Day 18: Trust Region Methods
Phase II — Unconstrained Optimization | Week 3 | 2.5 hours
Restrict the step to where your model is trustworthy.
Navigation
OKS Relevance
Ceres' default strategy is LEVENBERG_MARQUARDT — which is a trust region method applied to least squares. When you see trust_region_strategy_type in a Ceres solver config, that's this. Trust regions handle indefinite Hessians, saddle points, and far-from-solution starts — all common in SLAM. The DOGLEG option in Ceres is exactly what you'll implement today.
Theory (45 min)
18.1 The Trust Region Idea
Instead of choosing a direction then a step size (line search), trust region methods:
1. Build a quadratic model $m_k(\delta)$
2. Restrict $\|\delta\| \leq \Delta_k$ (trust region radius)

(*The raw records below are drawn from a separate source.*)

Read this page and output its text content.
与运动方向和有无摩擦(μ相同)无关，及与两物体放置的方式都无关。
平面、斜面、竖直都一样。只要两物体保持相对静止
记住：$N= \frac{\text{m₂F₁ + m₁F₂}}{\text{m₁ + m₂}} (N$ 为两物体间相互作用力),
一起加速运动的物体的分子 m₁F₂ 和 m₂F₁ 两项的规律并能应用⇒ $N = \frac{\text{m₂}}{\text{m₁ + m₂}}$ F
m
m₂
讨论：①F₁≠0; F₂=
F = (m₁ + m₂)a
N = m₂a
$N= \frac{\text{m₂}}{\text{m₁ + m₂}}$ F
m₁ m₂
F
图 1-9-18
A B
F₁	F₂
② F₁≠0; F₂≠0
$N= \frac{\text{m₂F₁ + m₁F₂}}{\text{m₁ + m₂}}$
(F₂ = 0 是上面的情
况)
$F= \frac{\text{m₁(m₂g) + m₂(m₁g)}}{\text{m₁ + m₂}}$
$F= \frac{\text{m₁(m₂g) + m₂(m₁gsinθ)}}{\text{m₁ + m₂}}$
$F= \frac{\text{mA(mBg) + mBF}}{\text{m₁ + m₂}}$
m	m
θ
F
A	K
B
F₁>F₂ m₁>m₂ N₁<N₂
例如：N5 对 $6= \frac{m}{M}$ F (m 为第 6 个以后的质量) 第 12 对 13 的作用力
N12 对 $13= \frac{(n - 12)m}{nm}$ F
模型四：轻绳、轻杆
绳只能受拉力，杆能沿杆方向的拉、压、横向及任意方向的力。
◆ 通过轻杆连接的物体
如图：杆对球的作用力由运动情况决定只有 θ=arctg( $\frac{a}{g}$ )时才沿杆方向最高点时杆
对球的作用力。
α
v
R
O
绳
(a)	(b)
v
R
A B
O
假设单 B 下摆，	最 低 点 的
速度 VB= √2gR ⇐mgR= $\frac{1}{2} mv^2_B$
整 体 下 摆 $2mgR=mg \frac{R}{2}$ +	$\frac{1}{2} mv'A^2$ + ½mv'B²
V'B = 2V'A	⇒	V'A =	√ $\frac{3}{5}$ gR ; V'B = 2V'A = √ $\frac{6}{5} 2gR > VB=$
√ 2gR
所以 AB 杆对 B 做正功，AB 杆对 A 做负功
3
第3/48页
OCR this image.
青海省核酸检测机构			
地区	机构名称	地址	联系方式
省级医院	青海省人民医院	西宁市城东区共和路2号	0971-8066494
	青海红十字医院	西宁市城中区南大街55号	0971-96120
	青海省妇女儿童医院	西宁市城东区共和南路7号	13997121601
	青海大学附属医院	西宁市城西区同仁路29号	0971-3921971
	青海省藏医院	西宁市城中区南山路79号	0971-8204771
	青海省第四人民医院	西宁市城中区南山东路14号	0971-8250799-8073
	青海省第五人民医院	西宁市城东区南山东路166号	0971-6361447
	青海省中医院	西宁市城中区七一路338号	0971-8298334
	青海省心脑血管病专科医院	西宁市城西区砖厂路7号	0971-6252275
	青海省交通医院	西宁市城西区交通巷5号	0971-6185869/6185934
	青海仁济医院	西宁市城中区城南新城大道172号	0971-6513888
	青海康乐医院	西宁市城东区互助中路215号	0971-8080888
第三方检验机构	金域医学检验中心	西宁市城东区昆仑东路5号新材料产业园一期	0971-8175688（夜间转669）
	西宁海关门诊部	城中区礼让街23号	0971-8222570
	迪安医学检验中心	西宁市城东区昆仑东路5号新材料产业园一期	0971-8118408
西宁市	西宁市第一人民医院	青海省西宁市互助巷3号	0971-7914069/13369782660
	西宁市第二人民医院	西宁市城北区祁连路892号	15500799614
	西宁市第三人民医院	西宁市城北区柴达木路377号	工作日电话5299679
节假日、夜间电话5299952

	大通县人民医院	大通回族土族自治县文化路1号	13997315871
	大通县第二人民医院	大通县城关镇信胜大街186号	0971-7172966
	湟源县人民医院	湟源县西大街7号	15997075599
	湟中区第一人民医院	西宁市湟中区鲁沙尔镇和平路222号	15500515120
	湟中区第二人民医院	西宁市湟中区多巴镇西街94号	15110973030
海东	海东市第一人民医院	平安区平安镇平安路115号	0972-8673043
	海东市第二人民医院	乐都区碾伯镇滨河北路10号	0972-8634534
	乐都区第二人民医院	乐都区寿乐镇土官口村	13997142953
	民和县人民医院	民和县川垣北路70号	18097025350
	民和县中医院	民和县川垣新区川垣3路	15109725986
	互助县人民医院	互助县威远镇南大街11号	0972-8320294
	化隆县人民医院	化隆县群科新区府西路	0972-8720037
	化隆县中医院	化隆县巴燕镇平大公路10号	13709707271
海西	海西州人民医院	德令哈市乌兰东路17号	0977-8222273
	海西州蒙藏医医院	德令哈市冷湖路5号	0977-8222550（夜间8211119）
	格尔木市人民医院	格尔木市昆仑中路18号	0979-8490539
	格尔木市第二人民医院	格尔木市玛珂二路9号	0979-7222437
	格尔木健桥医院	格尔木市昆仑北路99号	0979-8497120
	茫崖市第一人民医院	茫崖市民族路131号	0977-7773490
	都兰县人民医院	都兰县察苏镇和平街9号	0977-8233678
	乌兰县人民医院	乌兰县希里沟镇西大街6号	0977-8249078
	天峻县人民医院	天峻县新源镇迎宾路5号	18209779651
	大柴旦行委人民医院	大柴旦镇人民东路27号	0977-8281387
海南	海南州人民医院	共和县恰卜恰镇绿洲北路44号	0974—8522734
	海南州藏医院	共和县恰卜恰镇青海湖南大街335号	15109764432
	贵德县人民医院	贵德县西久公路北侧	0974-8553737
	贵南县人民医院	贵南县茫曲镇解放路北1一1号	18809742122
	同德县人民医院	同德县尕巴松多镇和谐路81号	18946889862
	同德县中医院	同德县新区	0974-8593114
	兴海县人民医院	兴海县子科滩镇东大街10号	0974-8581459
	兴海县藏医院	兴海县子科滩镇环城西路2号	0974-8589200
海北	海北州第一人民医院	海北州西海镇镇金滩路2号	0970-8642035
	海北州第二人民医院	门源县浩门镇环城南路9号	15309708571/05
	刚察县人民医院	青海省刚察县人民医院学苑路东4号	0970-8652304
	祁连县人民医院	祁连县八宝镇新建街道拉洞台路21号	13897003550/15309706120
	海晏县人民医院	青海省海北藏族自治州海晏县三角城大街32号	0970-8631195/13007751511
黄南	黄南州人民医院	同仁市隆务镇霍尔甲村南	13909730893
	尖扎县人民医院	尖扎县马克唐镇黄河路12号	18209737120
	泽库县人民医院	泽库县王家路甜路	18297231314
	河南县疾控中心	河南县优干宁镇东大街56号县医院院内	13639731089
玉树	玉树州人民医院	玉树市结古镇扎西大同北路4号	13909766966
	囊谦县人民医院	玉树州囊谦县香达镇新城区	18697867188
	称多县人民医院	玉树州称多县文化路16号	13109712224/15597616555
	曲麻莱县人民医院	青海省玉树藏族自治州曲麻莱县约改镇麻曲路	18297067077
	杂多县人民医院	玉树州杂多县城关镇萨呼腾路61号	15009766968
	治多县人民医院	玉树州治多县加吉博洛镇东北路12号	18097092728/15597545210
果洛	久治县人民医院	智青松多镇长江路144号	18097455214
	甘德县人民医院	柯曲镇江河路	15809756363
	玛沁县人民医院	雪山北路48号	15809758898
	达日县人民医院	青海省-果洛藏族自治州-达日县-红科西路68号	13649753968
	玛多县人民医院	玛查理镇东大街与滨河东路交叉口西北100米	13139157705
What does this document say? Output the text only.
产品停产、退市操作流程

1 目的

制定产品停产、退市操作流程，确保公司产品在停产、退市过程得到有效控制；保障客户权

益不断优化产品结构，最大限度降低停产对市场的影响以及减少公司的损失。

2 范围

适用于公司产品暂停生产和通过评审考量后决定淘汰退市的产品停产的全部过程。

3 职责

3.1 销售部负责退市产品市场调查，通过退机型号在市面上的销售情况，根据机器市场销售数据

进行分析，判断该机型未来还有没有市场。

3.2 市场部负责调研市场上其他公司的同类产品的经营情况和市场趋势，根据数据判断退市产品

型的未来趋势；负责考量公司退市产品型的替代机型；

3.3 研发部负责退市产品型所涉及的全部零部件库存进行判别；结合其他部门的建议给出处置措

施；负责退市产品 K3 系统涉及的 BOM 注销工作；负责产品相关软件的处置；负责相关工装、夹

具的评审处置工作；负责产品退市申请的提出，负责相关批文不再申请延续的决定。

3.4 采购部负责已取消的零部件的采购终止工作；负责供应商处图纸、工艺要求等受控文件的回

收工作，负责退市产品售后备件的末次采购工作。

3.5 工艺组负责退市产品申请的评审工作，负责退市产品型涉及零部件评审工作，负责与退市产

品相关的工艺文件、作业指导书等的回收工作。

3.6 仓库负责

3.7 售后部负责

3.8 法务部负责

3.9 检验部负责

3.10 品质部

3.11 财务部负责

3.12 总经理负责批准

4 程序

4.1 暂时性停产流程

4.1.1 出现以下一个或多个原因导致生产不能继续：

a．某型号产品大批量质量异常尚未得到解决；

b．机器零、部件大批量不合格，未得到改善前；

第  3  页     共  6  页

3. Solve the constrained subproblem
4. Update $\Delta_k$ based on model quality
18.2 The Subproblem
$$\min_\delta \; m_k(\delta) = f_k + g_k^T \delta + \frac{1}{2}\delta^T H_k \delta \quad \text{s.t.} \quad \|\delta\| \leq \Delta_k$$
18.3 Cauchy Point
The simplest solution: steepest descent restricted to the trust region.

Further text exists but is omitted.